Young meanwhile has been a forgotten asset of the Marcus Peters trade. While he will never be Marcus Peters, he’s elevated his play this season. He has 23 tackles and 10 stops. He’s also forced a fumble that the Rams just missed out on recovering. After getting ejected against the Colts, Young stepped up in a big way against the Buccaneers and has been a solid piece in the Rams linebacker group.
It’s unrealistic to expect the Los Angeles Rams to get back to playing at a No. 1 defense level. It was always going to be difficult to repeat that level of performance.
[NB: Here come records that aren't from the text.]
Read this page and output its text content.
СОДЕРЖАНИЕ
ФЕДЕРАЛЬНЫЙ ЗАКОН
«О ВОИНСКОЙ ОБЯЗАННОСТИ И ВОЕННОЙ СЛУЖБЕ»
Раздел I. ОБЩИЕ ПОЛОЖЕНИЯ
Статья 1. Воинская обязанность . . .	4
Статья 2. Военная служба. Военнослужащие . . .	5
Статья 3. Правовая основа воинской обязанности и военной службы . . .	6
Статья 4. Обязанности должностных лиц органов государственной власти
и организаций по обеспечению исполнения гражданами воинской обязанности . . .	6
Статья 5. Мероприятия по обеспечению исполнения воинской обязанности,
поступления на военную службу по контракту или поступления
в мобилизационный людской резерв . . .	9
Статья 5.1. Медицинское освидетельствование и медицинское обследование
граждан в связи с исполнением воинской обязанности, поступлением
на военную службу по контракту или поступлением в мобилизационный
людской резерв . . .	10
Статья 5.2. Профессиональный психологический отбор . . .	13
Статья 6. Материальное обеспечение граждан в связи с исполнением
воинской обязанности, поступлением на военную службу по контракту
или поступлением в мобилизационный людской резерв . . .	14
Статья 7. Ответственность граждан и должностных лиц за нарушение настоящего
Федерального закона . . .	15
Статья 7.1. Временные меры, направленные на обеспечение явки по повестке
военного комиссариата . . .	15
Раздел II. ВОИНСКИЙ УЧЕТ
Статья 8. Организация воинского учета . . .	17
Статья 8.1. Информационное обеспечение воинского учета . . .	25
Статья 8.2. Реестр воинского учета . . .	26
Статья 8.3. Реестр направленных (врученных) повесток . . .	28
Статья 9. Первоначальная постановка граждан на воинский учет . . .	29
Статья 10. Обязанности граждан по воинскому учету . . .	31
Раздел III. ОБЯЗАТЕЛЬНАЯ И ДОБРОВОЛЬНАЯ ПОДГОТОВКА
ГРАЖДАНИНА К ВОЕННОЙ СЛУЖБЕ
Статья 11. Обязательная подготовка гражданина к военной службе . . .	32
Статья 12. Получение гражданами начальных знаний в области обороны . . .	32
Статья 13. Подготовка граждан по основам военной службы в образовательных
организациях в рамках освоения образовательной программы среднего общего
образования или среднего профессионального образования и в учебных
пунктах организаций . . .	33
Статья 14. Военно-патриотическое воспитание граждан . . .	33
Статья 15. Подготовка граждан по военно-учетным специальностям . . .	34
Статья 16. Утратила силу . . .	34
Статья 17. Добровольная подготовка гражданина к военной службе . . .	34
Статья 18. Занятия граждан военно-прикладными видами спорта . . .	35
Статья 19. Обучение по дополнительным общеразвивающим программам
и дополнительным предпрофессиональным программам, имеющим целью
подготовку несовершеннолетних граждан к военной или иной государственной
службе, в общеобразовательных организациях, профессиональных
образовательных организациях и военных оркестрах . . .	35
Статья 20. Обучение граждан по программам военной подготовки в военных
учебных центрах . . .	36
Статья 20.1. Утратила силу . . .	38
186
With that said, the Rams defense is a lot better than it showed last week and it starts by performing better in key areas.
The Rams defense is predicated by limiting points and getting off the field. That didn’t happen last week against the Cardinals and the result wasn’t pretty. Some of the numbers above weren’t good, they were inflated some by Sunday’s performance.
What needs to be understood is that last week was in fact an anomaly. Through the first three games, the Rams defense was playing well. In fact, just a week before Sunday, they had completely shut down Tom Brady and the Buccaneers offense that had scored 30 points in each of its first two games.
This is a defense that is still led by Aaron Donald and Jalen Ramsey. It doesn’t take a rocket scientist to figure out how to best utilized those players. It’s only a matter of time before this defense is back to playing at the level that fans expect.